Verfasst von: eleucht | 27. Oktober 2021

„Heldenflucht“ – Jan Kilman

Die Bücher, über die ich schreibe oder die ich rezensiere, wurden von mir gekauft. Es gibt keinerlei geschäftliche oder anders geartete Beziehungen zu den Verlagen, Verlagsgesellschaften oder Autoren.
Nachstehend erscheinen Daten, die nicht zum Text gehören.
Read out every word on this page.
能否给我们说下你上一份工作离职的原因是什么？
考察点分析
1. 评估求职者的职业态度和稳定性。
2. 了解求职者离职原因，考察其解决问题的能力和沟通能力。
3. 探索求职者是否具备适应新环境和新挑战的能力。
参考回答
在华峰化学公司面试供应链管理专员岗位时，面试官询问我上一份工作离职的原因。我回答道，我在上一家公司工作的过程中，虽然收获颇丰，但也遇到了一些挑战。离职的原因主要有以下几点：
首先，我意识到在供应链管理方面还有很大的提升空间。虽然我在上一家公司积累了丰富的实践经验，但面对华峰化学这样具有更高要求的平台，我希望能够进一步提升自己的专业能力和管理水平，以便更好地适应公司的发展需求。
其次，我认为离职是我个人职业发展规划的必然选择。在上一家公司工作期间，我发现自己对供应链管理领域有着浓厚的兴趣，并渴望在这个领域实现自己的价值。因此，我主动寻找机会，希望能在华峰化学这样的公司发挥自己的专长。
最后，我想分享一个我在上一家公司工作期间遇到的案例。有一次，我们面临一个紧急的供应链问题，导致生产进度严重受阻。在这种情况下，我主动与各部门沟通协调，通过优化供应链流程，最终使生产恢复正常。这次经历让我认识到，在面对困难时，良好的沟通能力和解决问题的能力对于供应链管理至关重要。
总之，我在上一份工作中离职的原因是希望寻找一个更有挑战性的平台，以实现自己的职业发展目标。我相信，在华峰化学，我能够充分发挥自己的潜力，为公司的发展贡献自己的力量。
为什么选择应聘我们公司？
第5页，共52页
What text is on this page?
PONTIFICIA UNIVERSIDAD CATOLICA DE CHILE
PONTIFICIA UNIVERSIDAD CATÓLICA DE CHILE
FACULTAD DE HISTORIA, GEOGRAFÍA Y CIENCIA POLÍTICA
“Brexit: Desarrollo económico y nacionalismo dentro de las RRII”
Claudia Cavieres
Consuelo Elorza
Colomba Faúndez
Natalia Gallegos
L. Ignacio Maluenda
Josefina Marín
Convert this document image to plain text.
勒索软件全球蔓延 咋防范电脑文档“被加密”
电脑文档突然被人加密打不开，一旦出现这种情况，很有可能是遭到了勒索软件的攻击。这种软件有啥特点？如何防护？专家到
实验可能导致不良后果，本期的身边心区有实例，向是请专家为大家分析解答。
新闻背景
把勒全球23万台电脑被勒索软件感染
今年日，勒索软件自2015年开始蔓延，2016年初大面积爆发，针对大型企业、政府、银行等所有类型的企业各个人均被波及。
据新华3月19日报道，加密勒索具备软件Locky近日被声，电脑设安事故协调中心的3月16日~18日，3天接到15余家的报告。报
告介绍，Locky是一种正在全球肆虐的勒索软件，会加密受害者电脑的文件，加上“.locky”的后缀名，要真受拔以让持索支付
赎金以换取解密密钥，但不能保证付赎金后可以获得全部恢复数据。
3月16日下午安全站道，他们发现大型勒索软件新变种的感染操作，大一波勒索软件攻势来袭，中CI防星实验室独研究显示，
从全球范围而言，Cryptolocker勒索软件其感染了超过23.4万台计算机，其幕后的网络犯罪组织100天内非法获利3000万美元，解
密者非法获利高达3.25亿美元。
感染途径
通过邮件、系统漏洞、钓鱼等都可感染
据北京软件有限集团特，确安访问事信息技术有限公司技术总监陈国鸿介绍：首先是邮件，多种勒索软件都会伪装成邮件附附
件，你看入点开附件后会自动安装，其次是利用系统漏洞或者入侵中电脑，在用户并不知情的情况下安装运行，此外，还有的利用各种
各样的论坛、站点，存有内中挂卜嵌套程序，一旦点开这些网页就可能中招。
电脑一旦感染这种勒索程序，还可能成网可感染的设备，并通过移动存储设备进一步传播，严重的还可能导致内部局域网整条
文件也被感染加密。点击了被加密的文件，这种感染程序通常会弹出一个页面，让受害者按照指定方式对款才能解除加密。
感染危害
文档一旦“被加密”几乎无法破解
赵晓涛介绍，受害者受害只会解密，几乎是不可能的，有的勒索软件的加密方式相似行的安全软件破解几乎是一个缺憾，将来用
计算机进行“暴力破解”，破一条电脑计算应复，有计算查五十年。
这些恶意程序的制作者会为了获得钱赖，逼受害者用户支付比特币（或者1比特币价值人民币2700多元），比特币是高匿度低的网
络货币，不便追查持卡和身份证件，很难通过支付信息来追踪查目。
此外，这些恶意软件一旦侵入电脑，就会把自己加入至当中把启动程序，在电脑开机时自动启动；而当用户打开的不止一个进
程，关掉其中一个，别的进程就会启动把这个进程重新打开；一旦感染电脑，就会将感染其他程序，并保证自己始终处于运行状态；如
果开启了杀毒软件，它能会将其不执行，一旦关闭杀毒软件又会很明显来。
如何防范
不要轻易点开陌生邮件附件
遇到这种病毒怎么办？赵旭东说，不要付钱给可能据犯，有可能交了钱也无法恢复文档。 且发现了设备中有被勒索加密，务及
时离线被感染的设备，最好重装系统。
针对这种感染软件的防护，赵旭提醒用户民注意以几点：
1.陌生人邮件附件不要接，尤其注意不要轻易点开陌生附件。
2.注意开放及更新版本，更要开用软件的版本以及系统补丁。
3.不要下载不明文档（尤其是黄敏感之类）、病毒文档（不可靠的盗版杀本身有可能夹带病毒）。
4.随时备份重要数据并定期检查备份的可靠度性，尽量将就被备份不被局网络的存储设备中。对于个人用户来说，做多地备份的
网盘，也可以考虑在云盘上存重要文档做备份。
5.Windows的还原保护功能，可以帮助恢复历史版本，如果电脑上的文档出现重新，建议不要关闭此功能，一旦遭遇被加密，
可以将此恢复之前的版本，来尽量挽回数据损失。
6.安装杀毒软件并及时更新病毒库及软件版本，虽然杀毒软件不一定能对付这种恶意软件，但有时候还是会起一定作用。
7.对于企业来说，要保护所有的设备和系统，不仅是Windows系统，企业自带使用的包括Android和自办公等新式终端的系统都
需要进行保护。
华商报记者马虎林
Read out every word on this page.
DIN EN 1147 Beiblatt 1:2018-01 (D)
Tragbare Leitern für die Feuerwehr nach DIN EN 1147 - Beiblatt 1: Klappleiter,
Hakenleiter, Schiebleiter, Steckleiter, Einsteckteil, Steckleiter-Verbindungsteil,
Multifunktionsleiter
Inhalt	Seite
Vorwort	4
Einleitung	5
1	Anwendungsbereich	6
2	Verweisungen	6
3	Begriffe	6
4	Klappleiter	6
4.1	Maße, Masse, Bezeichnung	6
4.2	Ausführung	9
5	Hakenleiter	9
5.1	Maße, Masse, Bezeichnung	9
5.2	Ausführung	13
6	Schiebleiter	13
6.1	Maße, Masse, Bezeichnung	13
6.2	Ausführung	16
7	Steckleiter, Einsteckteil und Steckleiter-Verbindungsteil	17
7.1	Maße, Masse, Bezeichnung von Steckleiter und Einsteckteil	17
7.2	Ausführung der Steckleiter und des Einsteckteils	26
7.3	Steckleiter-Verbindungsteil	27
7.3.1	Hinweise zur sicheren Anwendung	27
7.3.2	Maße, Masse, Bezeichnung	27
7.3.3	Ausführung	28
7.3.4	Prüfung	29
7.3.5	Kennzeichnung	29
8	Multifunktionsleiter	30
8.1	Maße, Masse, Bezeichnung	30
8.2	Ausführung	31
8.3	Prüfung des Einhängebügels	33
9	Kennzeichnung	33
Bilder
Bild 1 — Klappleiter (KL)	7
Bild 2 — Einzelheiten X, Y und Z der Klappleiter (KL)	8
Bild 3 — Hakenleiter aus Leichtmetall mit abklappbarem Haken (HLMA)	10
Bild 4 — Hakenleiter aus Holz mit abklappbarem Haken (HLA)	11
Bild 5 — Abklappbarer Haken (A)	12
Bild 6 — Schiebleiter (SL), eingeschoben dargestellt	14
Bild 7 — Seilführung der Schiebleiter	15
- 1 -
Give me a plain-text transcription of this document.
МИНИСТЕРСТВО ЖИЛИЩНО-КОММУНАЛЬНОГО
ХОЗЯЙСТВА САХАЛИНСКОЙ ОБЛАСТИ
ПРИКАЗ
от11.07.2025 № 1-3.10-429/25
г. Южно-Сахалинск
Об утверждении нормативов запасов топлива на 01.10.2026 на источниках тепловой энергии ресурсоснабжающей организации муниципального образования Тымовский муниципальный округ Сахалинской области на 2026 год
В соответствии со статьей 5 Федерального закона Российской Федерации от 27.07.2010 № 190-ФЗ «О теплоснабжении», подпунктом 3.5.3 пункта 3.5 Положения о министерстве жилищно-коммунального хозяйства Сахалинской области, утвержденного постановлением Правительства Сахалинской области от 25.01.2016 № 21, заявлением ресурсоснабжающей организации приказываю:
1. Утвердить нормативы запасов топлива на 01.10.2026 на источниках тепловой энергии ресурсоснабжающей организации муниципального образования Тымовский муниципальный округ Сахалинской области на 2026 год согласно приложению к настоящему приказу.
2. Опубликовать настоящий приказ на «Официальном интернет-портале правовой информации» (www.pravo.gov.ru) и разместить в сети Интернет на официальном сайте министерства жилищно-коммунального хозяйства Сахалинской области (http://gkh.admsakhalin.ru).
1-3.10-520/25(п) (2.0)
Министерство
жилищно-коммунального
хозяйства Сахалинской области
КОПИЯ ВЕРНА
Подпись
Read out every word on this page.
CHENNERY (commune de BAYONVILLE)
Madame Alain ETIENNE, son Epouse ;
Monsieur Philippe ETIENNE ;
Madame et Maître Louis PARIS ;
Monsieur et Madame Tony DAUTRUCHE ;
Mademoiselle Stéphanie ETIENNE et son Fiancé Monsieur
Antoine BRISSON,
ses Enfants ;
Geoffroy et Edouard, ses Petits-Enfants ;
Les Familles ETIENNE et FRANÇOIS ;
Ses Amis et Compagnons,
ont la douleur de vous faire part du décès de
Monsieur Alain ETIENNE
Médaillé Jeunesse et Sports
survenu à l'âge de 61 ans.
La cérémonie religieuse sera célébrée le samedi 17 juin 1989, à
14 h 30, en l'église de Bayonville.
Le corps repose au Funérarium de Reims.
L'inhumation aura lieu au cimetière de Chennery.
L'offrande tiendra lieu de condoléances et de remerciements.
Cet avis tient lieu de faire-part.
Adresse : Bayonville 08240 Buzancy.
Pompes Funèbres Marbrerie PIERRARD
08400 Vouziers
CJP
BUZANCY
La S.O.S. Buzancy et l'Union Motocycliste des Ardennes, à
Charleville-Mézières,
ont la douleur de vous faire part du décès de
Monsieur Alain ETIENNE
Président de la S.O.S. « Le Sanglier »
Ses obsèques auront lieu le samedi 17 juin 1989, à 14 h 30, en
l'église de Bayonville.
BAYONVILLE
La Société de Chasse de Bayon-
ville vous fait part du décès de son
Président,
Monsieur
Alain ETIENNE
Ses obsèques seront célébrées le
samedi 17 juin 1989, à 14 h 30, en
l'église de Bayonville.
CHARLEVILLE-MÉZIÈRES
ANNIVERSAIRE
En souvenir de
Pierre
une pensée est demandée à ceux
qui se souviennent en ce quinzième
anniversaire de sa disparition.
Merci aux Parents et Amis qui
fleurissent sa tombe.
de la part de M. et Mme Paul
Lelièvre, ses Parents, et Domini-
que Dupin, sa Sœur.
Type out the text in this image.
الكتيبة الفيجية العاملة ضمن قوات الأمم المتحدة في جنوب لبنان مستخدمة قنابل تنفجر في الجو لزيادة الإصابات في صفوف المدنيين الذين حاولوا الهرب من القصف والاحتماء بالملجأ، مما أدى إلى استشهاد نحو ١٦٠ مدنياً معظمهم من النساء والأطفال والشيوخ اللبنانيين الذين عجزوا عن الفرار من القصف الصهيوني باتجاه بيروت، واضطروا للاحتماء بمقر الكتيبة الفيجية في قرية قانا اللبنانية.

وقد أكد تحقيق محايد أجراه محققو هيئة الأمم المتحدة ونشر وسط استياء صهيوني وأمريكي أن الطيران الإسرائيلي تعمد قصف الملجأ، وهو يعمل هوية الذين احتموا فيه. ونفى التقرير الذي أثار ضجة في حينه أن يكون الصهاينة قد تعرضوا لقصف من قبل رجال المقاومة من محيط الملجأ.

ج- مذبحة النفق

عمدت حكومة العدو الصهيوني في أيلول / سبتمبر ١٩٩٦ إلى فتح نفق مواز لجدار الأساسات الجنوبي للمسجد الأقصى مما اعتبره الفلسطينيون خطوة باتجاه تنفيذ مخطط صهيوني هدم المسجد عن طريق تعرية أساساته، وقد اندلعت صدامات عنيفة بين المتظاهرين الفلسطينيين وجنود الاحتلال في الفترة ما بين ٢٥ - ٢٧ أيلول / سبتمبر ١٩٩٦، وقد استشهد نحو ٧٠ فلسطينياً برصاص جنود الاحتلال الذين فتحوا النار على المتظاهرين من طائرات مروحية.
Dezember 1918 in einem kleinen Dorf in der Eifel. Die Männer kehren vom Krieg zurück, verwundet, desillusioniert, traumatisiert, manche als Krüppel. Auch eine Frau ist dabei, Agnes Papen. Sie genoss das Privileg, als Frau als Kriegsberichterstatterin Fotos an vorderster Front machen zu können. Für diese Figur hat der Autor ein Vorbild gefunden, denn das war alles andere als selbstverständlich in einer Zeit, in der die Frauen nicht einmal wahlberechtigt waren. Agnes Papens größter Wunsch ist es, nach dem Krieg weiter für eine Zeitung als Reporterin zu arbeiten, auch wenn die Chancen dafür mehr als schlecht sind. Eine gute Freundin aus dem großen Köln mit guten Beziehungen zu den richtigen Personen eröffnet ihr aber bald die besten Aussichten, ihr Ziel zu erreichen. Dann ist da Heinrich Brosch, der Arzt des Dorfes, ebenfalls ein Kriegsheimkehrer, der nach seinen Erlebnissen an der Front hoffnungslos dem Alkohol verfallen ist. Es ist Agnes Papen zu verdanken, dass er sich davon löst und sich seiner Pflicht als Arzt wieder bewusst wird. Denn für einen solchen gibt es in dieser Zeit viel zu tun. Ehe sie sich versieht, verliebt sich Agnes in ihn, der Job als Reporterin verliert daraufhin an Bedeutung für sie.

Und dann ist da ein Mann in französischer Uniform, der von den Dorfbewohnern aufgegriffen wird. Er hat Gedächtnis und Stimme verloren. Aber für die die Leute aus dem Dorf steht fest, dass er ein Feind ist.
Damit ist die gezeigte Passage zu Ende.